Half Marathon Kettlebell Workout
A half marathon... with a kettlebell?!?
Yes, that's a thing. In case you missed it, I recently wrote a post on 6 ways to improve your cardiovascular fitness with kettlebells. One of the methods I listed is half-marathon or marathon sets, meaning a full 30 or 60 minutes of lifting without setting the kettlebell down. Sounds like fun, right?! ;)
I'm a firm believer that just like running a half marathon, completing a half marathon with a kettlebell is something everyone should do AT LEAST once in their life (coincidentally, I've completed both of them exactly once). While most of us probably won't do anything as crazy as setting a Guinness record for the kettlebell marathon, we can still have fun, challenge ourselves, and reap the cardio benefits from doing a long, steady state kettlebell set.
As you may have guessed, today's workout is to complete a kettlebell half marathon (30 minutes)!
Here are a few guidelines for the workout...
- Choose from 1 of 3 lifts: swing, clean & jerk, or snatch (clean & jerk is the easiest as you can rest in rack; swing and snatch will fatigue your grip much more).

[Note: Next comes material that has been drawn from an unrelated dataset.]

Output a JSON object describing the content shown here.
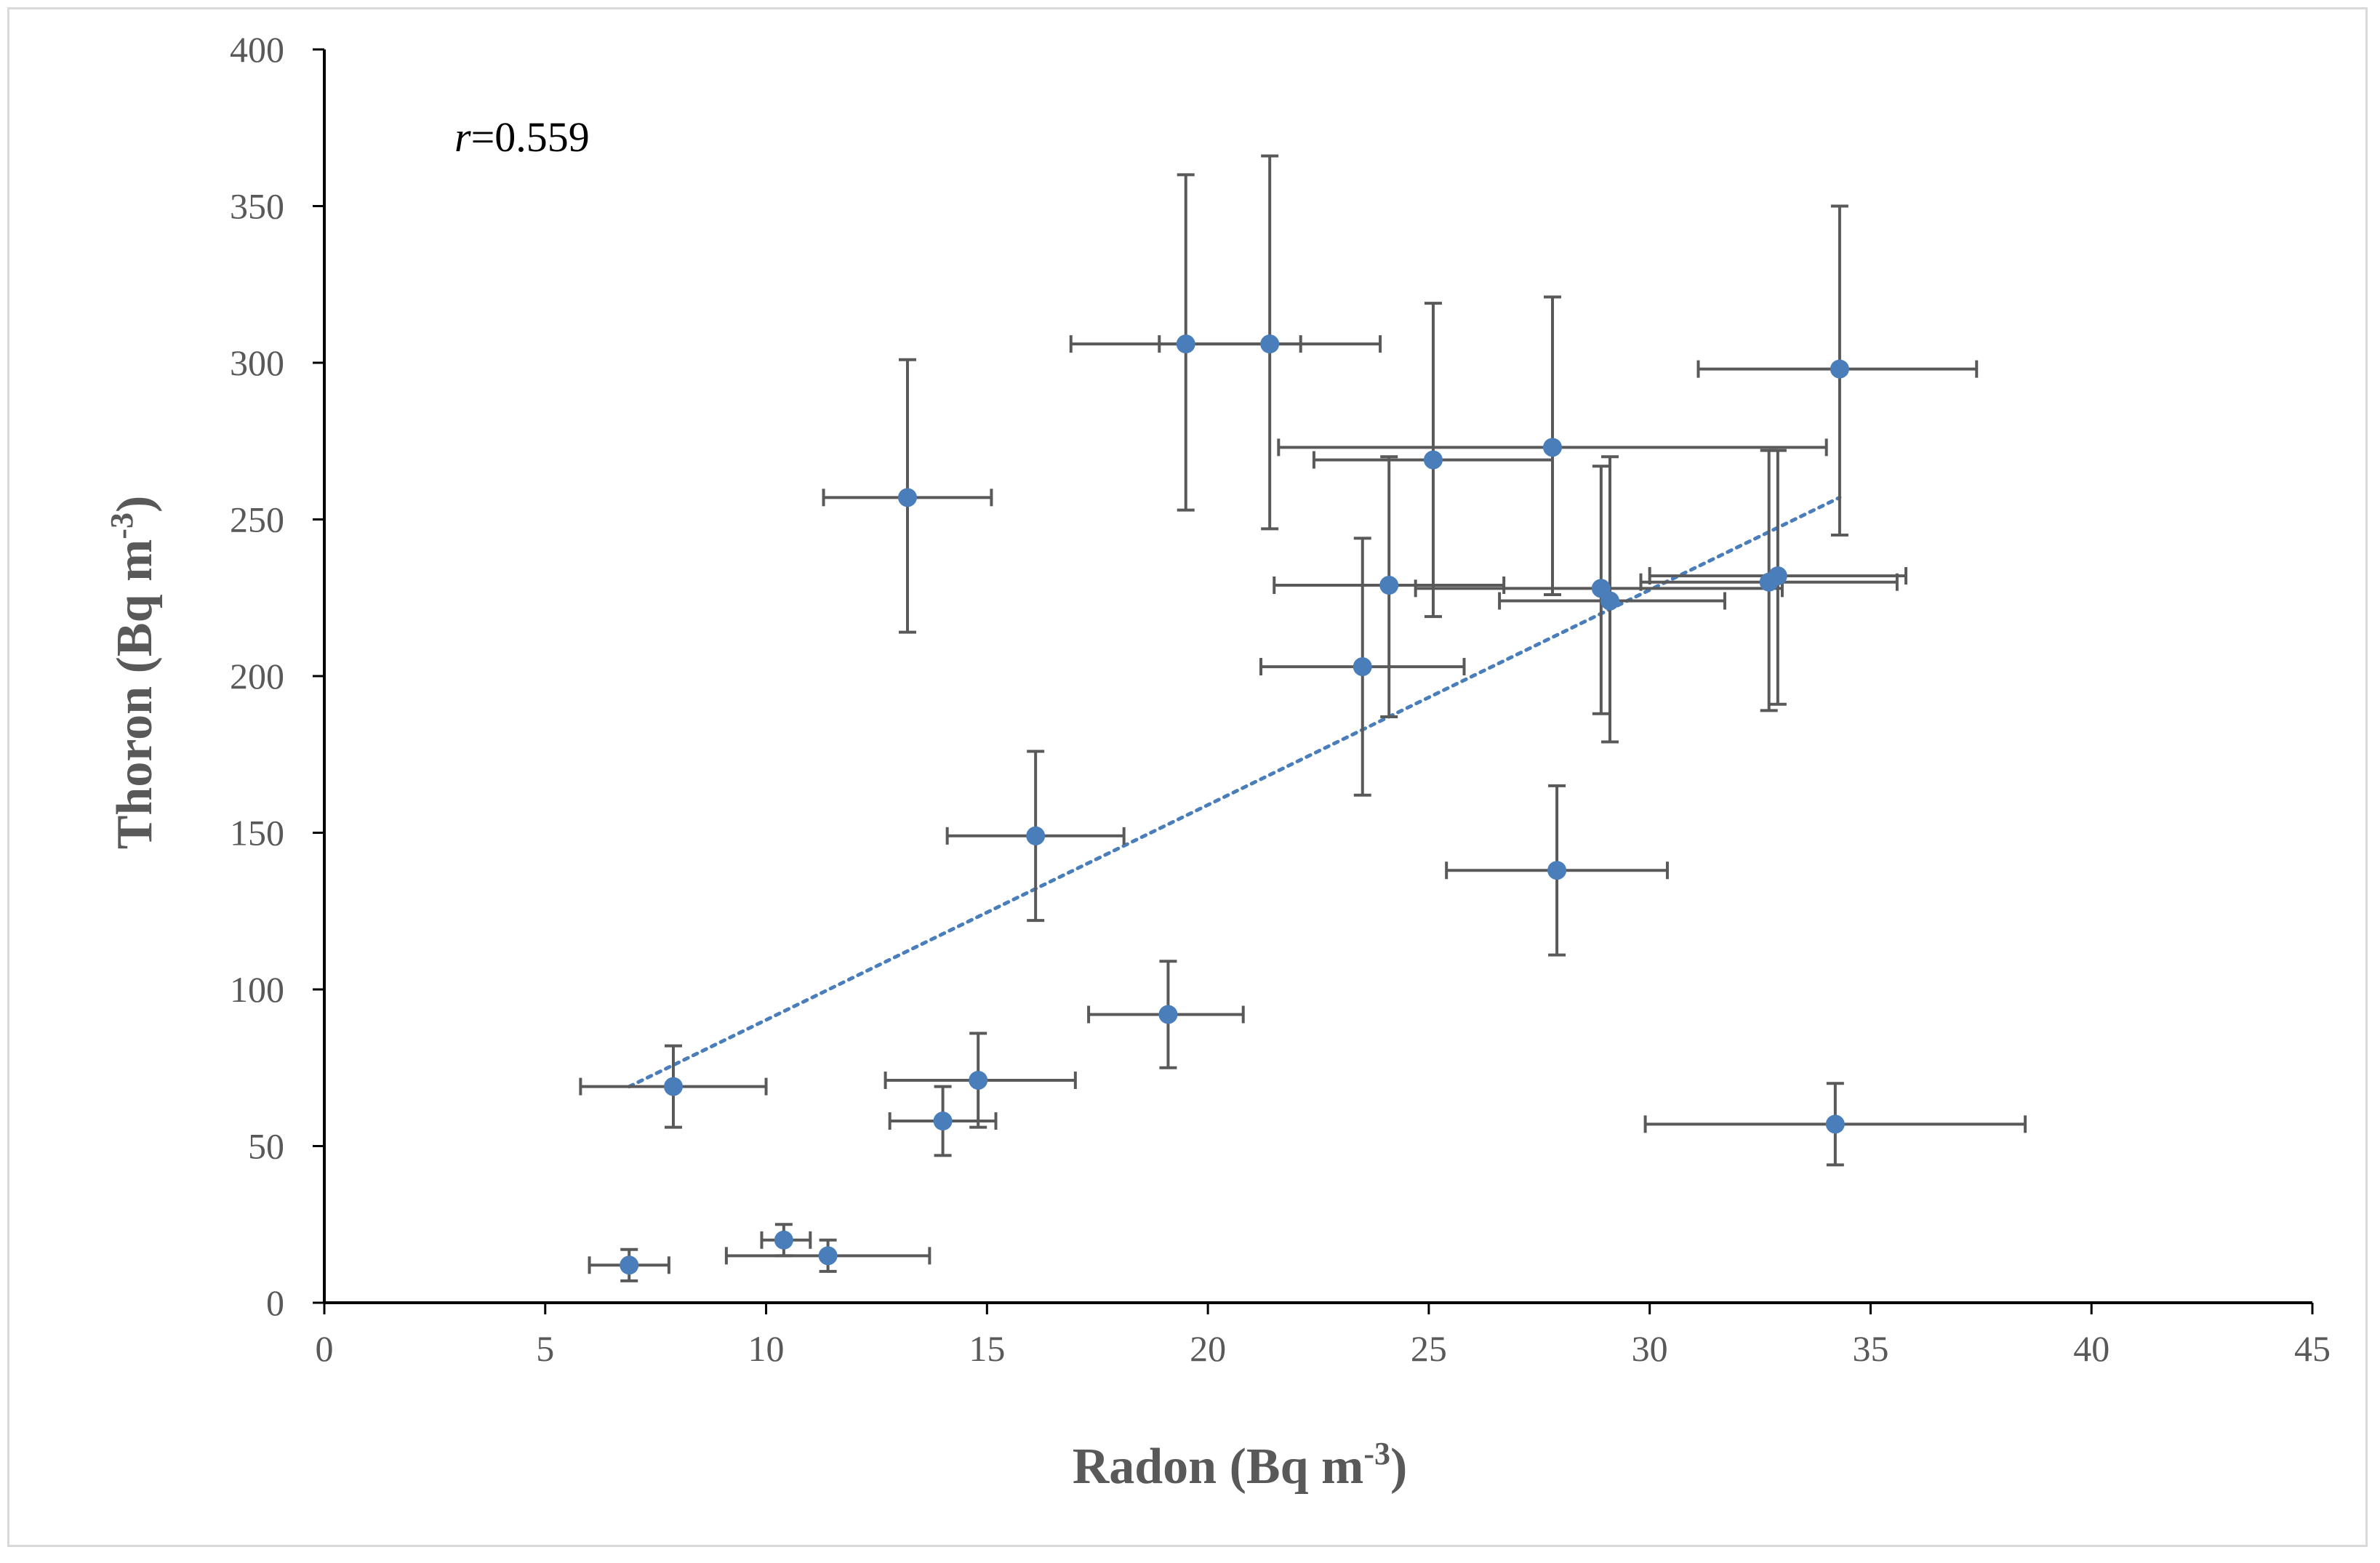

- Complete 30 minutes of nonstop lifting (meaning you cannot set the kettlebell down until the end of the time).
- Switch hands as many times as you like.
- Pace yourself! It's a (half) marathon, not a sprint.
- Have a chalk bucket nearby! I recommend VIKN chalk.
- If you have never done more than a minute or two of kettlebell lifting at a time, I highly recommend you start with 10 or 20 minutes and work your way toward doing 30 minutes another time.
- Have fun!!! Comment and let me know how you do.